Fryderyk Michał Szubert (18 April 1787 – 5 May 1860) was a Polish biologist and botanist who served as the first director of the Botanical Garden in Warsaw. He wrote extensively on the flora of Poland.

== Life and work ==
Szubert (originally Schubert) was born in a German origin family at Ząbki near Warsaw to Bogumił who served in the court of Brühl and Joanna née Rudzka. Educated at the Warsaw Lyceum, he went to Paris in 1809 and attended the lectures of the botanists Charles-François Brisseau de Mirbel and Antoine Laurent de Jussieu. He contributed to Mirbel's Éléments de physiologie végétale et de botanique (1815). Returning to Poland in 1813 he taught botany at the Lyceum and forestry at the School of Law and Administration. In 1816, he was appointed to the newly founded University of Warsaw as a professor of botany and worked there until the university was closed in 1831 following the November Uprising. He was also in charge of the botanical garden of the palace from 1816 and in 1818 he founded a new botanical garden in the Royal Łazienki Park which he directed until 1846. He collected extensively for his herbarium while at the university and his students included Jakub Ignacy Waga and Wojciech Jastrzębowski. He served in the artillery during the November Uprising of 1830–31. From 1836 he served as a professor of botany at the Warsaw School of Pharmacy.

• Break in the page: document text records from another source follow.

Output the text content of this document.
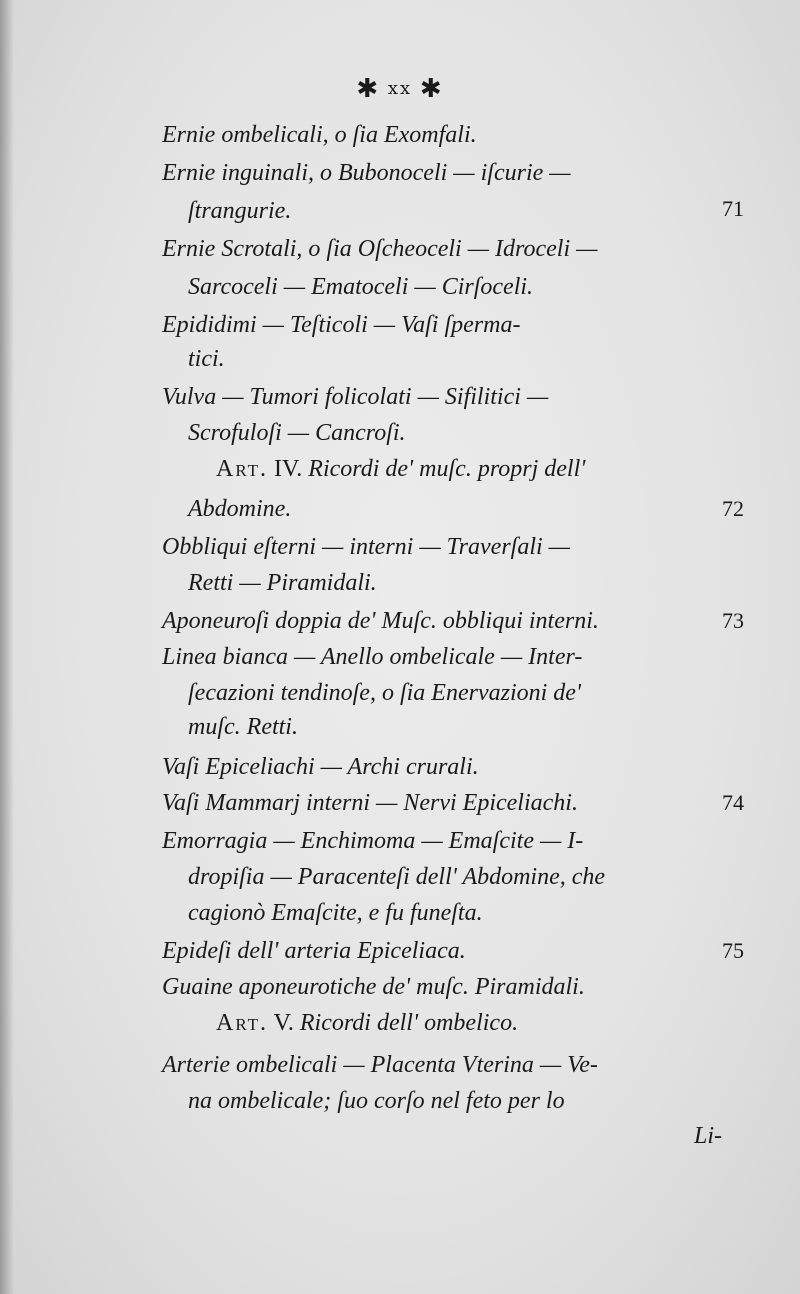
✱ xx ✱
Ernie ombelicali, o ſia Exomfali.
Ernie inguinali, o Bubonoceli — iſcurie —
ſtrangurie.
Ernie Scrotali, o ſia Oſcheoceli — Idroceli —
Sarcoceli — Ematoceli — Cirſoceli.
Epididimi — Teſticoli — Vaſi ſperma-
tici.
Vulva — Tumori folicolati — Sifilitici —
Scrofuloſi — Cancroſi.
Art. IV. Ricordi de' muſc. proprj dell'
Abdomine.
Obbliqui eſterni — interni — Traverſali —
Retti — Piramidali.
Aponeuroſi doppia de' Muſc. obbliqui interni.
Linea bianca — Anello ombelicale — Inter-
ſecazioni tendinoſe, o ſia Enervazioni de'
muſc. Retti.
Vaſi Epiceliachi — Archi crurali.
Vaſi Mammarj interni — Nervi Epiceliachi.
Emorragia — Enchimoma — Emaſcite — I-
dropiſia — Paracenteſi dell' Abdomine, che
cagionò Emaſcite, e fu funeſta.
Epideſi dell' arteria Epiceliaca.
Guaine aponeurotiche de' muſc. Piramidali.
Art. V. Ricordi dell' ombelico.
Arterie ombelicali — Placenta Vterina — Ve-
na ombelicale; ſuo corſo nel feto per lo
71
72
73
74
75
Li-
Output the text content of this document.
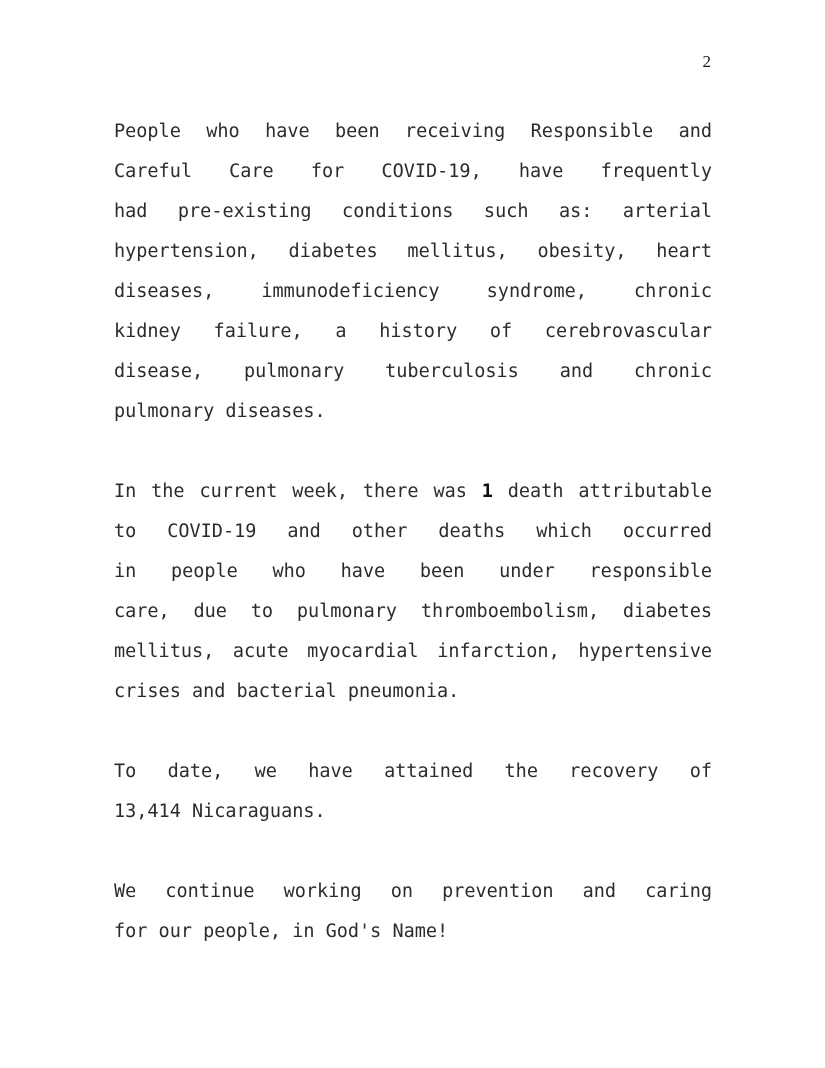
2

People who have been receiving Responsible and
Careful Care for COVID-19, have frequently
had pre-existing conditions such as: arterial
hypertension, diabetes mellitus, obesity, heart
diseases, immunodeficiency syndrome, chronic
kidney failure, a history of cerebrovascular
disease, pulmonary tuberculosis and chronic
pulmonary diseases.

In the current week, there was 1 death attributable
to COVID-19 and other deaths which occurred
in people who have been under responsible
care, due to pulmonary thromboembolism, diabetes
mellitus, acute myocardial infarction, hypertensive
crises and bacterial pneumonia.

To date, we have attained the recovery of
13,414 Nicaraguans.

We continue working on prevention and caring
for our people, in God's Name!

The tree initially named as Cupressus disticha and now known as Taxodium distichum was named Schubertia disticha in his honour but that genus name is now a synonym.

Szubert married Józefa Zofia née Szwarc (died 1878). A freemason, he was member of the Masonic lodge "Göttin von Eleusis" and honorary member of the "Temple of Minerva" lodge. He died in 1860 and was buried in Płock and the remains were moved in 1862 to the Warsaw Evangelical-Augsburg cemetery.